Silverstone: Lewis Hamilton wins thrilling British Grand Prix
An ecstatic Hamilton paid tribute to the record 140,000 crowd at Silverstone.
"I am so happy with that - thank you to all the fans for coming - that one was for you," he said over the team radio before performing doughnuts for his British support.
Hamilton and the partisan home crowd had been left stunned when Massa, who started third, and team-mate Bottas leapfrogged both the pole-sitter and Rosberg off the start-line.
Hamilton promptly drew alongside Bottas taking second place back off the Finn at turn three before the safety car was deployed.
The opening-lap incident had involved the hapless Jenson Button who was making his 16th, and quite probably, final appearance at the British Grand Prix.
Lotus driver Romain Grosjean collided with his team-mate Pastor Maldonado, and in trying to escape the accident, Fernando Alonso lost the rear of his McLaren and inadvertently crashed into the side of his team-mate.
"He didn't turn into me," Button, who has now failed to finish three consecutive races, said. "He lost the rear when he was trying to escape an incident and his front was coming around but I didn't know he was spinning, he hit the rear tyre, the car jumped and came down aggressively and everything switched off."
Alonso pitted for a new front wing and rejoined the track in last place.
When the safety car came in at the end of lap three, Hamilton attempted to pass Massa for the lead, but he lost control of his Mercedes under braking allowing Bottas to reclaim second place. This wasn't in the script.
Max Verstappen then spun at high-speed, and ended up in the gravel. His race was over. By the end of lap four we had seen five retirements in the most dramatic start to a race this season.
Up front, Massa led from Bottas, but the Finn was visibly faster than his team-mate without finding a way through.
Bottas was told not to race Massa before Williams reversed their decision and allowed the two to battle for the race lead. On lap 12, the top four of Massa, Bottas, Hamilton and Rosberg were separated by just 1.8 seconds.
Seven laps later, Hamilton was the first of the leaders to pit for a fresh set of slicks, and it turned out to be an inspired decision. The world champion was stationary for only 2.4secs.
Massa and Rosberg pitted a lap later, but while the Williams driver narrowly stayed ahead of the German, the pair emerged the best part of three seconds behind Hamilton.
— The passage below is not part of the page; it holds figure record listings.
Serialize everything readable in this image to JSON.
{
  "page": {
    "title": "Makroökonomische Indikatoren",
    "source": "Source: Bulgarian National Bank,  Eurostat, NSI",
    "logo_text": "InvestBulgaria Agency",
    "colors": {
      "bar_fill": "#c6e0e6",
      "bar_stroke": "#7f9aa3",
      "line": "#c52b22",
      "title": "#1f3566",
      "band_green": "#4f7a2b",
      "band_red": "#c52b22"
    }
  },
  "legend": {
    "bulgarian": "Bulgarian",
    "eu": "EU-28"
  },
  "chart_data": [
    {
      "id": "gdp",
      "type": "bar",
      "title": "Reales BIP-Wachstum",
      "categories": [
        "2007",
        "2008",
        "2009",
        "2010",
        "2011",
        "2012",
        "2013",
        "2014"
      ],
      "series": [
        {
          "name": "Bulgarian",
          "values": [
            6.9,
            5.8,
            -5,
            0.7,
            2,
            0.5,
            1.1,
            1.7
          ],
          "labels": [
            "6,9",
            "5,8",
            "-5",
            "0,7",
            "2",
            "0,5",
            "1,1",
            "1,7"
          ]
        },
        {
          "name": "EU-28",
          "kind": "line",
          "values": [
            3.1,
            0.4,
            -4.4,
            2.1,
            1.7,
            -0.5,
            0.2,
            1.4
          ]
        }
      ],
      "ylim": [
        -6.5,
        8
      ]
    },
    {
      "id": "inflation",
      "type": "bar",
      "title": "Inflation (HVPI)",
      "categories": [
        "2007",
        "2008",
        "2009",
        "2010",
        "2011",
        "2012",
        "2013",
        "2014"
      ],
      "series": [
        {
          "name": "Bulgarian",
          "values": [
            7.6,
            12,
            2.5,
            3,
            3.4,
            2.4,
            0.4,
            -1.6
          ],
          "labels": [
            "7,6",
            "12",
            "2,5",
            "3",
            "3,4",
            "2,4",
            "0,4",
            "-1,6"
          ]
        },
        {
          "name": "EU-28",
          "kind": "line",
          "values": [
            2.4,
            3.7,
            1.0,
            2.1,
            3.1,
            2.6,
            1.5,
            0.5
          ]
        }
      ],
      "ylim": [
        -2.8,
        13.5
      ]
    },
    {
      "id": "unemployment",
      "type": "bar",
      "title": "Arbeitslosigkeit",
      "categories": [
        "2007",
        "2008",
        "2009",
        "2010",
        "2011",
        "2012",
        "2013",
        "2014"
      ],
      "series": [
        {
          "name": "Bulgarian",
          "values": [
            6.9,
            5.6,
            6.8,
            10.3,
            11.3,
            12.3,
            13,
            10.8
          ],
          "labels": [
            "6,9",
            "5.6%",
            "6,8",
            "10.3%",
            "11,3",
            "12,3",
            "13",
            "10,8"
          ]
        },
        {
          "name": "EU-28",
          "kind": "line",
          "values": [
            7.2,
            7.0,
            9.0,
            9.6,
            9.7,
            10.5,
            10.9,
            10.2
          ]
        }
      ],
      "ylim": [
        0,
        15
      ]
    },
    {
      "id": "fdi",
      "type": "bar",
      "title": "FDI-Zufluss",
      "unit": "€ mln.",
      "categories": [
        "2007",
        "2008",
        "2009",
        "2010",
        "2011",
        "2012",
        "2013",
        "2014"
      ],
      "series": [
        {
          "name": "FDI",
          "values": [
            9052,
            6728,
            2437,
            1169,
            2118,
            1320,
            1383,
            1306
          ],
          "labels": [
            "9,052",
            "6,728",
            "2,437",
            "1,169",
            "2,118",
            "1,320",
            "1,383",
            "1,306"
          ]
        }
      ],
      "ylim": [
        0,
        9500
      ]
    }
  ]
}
Bottas stopped one lap later to allow Hamilton to take the lead of the race. In doing so Hamilton broke Sir Jackie Stewart's 45-year record of leading 17 consecutive grands prix. Bottas meanwhile, emerged ahead of Rosberg to leave the Mercedes driver in fourth.
By the end of lap 31, Hamilton's lead over Massa was up to five seconds as the threat of rain lingered in the Northamptonshire air. Five laps later the wet stuff arrived.
A light shower played havoc through Luffield and Woodcote, and Rosberg appeared to relish the conditions. On lap 39, he swooped past Bottas, and two laps later he overtook Massa to move up to second.
Within four laps he had taken seven seconds out of Hamilton's lead before Mercedes pulled Hamilton in for a change to intermediate tyres as a second, much heavier, rain shower hit.
It seemed like the wrong decision at first, but as the rain continued to fall, Rosberg was forced to pit, too. Hamilton resumed the lead with Rosberg exiting the pit-lane in second, nine seconds adrift of his team-mate.
Vettel, who pitted for intermediate tyres on the same lap as Hamilton, moved ahead of the Williams duo of Massa and Bottas, as the pair stopped at the same time, to claim the final step on the podium.
With Hamilton leading from Rosberg and Vettel in third, normal order was resumed, despite the inclement conditions.
Meanwhile, Fernando Alonso claimed his first points finish of the season as he ended the race in 10th. Only 12 drivers were classified.